Volumétrico carmesí blanco y azul trifl


recipe image
Taken from the Volumetrics Weight-Attach watch over Idea, I primitive frozen wild blueberries and blackberries in place of raspberries.


  • 1 15-oz.carton low-tubby ricotta cheese
  • 1 6-oz.carton tubby-free or low-tubby lemon or vanilla yogurt
  • 1/2 cup powdered sugar
  • 2 tsp. vanilla extract
  • 1 10-lag round angel food cake, reduce back into 1-lag cubes
  • 1 medium banana
  • 2 tsp. lemon juice
  • 2 c. frozen, thawed unsweetened wild blueberries
  • 2 c. novel blackberries
  • 2 c. novel sliced strawberries
  • 1 1/2 cups frozen tubby-free whipped topping, thawed


  1. Combine the ricotta, yogurt, powdered sugar and vanilla in an electric blender, and job till serene.

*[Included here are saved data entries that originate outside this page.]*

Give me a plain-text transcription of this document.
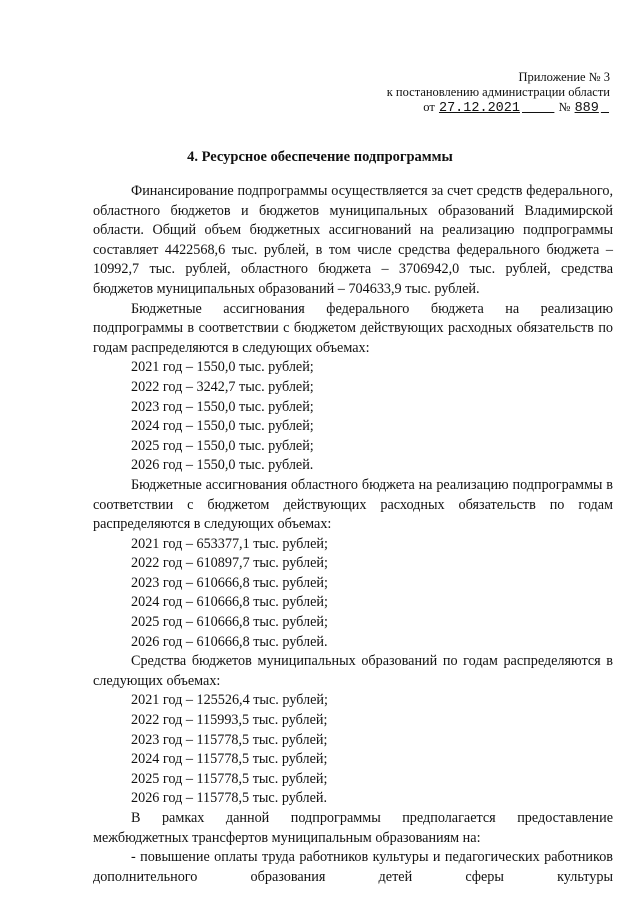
Приложение № 3
к постановлению администрации области
от 27.12.2021	№ 889
4. Ресурсное обеспечение подпрограммы

Финансирование подпрограммы осуществляется за счет средств федерального, областного бюджетов и бюджетов муниципальных образований Владимирской области. Общий объем бюджетных ассигнований на реализацию подпрограммы составляет 4422568,6 тыс. рублей, в том числе средства федерального бюджета – 10992,7 тыс. рублей, областного бюджета – 3706942,0 тыс. рублей, средства бюджетов муниципальных образований – 704633,9 тыс. рублей.

Бюджетные ассигнования федерального бюджета на реализацию подпрограммы в соответствии с бюджетом действующих расходных обязательств по годам распределяются в следующих объемах:

2021 год – 1550,0 тыс. рублей;

2022 год – 3242,7 тыс. рублей;

2023 год – 1550,0 тыс. рублей;

2024 год – 1550,0 тыс. рублей;

2025 год – 1550,0 тыс. рублей;

2026 год – 1550,0 тыс. рублей.

Бюджетные ассигнования областного бюджета на реализацию подпрограммы в соответствии с бюджетом действующих расходных обязательств по годам распределяются в следующих объемах:

2021 год – 653377,1 тыс. рублей;

2022 год – 610897,7 тыс. рублей;

2023 год – 610666,8 тыс. рублей;

2024 год – 610666,8 тыс. рублей;

2025 год – 610666,8 тыс. рублей;

2026 год – 610666,8 тыс. рублей.

Средства бюджетов муниципальных образований по годам распределяются в следующих объемах:

2021 год – 125526,4 тыс. рублей;

2022 год – 115993,5 тыс. рублей;

2023 год – 115778,5 тыс. рублей;

2024 год – 115778,5 тыс. рублей;

2025 год – 115778,5 тыс. рублей;

2026 год – 115778,5 тыс. рублей.

В рамках данной подпрограммы предполагается предоставление межбюджетных трансфертов муниципальным образованиям на:

- повышение оплаты труда работников культуры и педагогических работников дополнительного образования детей сферы культуры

Role apart.
  2. Layer one-third of the cake cubes within the backside of a substantial trifle bowl or deep serving bowl. Spoon one-third of the ricotta mixture evenly over the cake cubes.
  3. Peel and reduce the banana, and toss the slices with lemon juice.
  4. Layer one-third of the banana and berries on prime. Repeat with layers of cake, ricotta mixture, and fruit twice. Unfold the whipped topping over the tip layer of fruit. Quilt and refrigerate on the least 2 hours sooner than serving.
  5. Makes 15 servings of 1 cup each and each.